SWIMMERS

I took the crazy short-cut to the bay;

Over a fence or two and through a hedge,

Jumping a private road, along the edge

Of backyards full of drying wash it lay.

I ran, electric with elation,

Sweating, impetuous and wild

For a swift plunge in the sea that smiled,

Quiet and luring, half a mile away.

This was the final thrill, the last sensation

That capped four hours of violence and laughter:

To have, with casual friends and casual jokes,

Hard sport, a cold swim and fresh linen after ...

And now, the last set being played and over,

I hurried past the ruddy lakes of clover;

I swung my racket at astonished oaks,

My arm still tingling from aggressive strokes.

Tennis was over for the day—

I took the leaping short-cut to the bay.

Then the swift plunge into the cool, green dark—

The windy waters rushing past me, through me;

Filled with a sense of some heroic lark,

Exulting in a vigor clean and roomy.

Swiftly I rose to meet the feline sea

That sprang upon me with a hundred claws,

And grappled, pulled me down and played with me.

Then, tense and breathless in the tightening pause

When one wave grows into a toppling acre,

I dived headlong into the foremost breaker;

Pitting against a cold and turbulent strife

The feverish intensity of life.

Out of the foam I lurched and rode the wave,

Swimming, hand over hand, against the wind;

I felt the sea’s vain pounding, and I grinned

Knowing I was its master, not its slave.

Oh, the proud total of those lusty hours—

The give and take of rough and vigorous tussles

With happy sinews and rejoicing muscles;

The knowledge of my own miraculous powers,

Feeling the force in one small body bent

To curb and tame this towering element.

Back on the curving beach I stood again,

Facing the bath-house, when a group of men,

Stumbling beneath some sort of weight, went by.

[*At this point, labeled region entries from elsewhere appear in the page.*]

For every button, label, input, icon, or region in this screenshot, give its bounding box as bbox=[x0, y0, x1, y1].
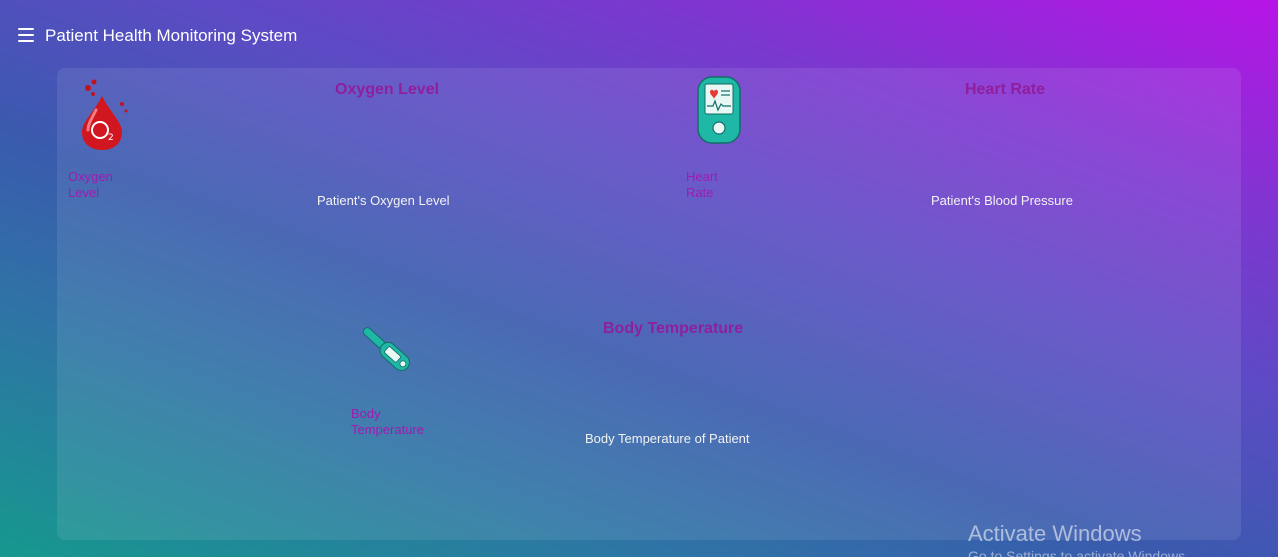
top-bar: Patient Health Monitoring System bbox=[0, 0, 1278, 70]
oxygen-level-tile-label: Oxygen Level bbox=[68, 169, 113, 200]
body-temperature-description: Body Temperature of Patient bbox=[585, 431, 750, 446]
oxygen-level-heading: Oxygen Level bbox=[335, 81, 440, 98]
body-temperature-tile-label: Body Temperature bbox=[351, 406, 424, 437]
oxygen-level-description: Patient's Oxygen Level bbox=[317, 193, 450, 208]
heart-rate-tile-label: Heart Rate bbox=[686, 169, 718, 200]
oxygen-blood-drop-icon[interactable]: 2 bbox=[74, 74, 134, 152]
app-title: Patient Health Monitoring System bbox=[45, 26, 298, 45]
heart-rate-heading: Heart Rate bbox=[965, 81, 1046, 98]
svg-text:2: 2 bbox=[108, 133, 114, 143]
heart-rate-description: Patient's Blood Pressure bbox=[931, 193, 1073, 208]
activate-windows-watermark: Activate Windows bbox=[968, 521, 1142, 546]
dashboard-panel bbox=[57, 68, 1241, 540]
thermometer-icon[interactable] bbox=[355, 316, 421, 382]
heart-rate-monitor-icon[interactable] bbox=[697, 76, 741, 144]
body-temperature-heading: Body Temperature bbox=[603, 320, 744, 337]
activate-windows-subtitle: Go to Settings to activate Windows. bbox=[968, 548, 1189, 557]
hamburger-menu-icon[interactable] bbox=[18, 28, 34, 42]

I could not see the hidden thing they carried;

I only heard: “He never gave a cry”—

“Who’s going to tell her?”—“Yes, and they just married”—

“Such a good swimmer, too.” ... And then they passed;

Leaving the silence throbbing and aghast.

A moment there my buoyant heart hung slack,

And then the glad, barbaric blood came back

Singing a livelier tune; and in my pulse

Beat the great wave that surges and exults....

Why I was there and whither I must go

I did not care. Enough for me to know

The same unresting struggle and the glowing

Beauty of spendthrift hours, bravely showing

Life, an adventure perilous and gay;

And Death, a long and vivid holiday.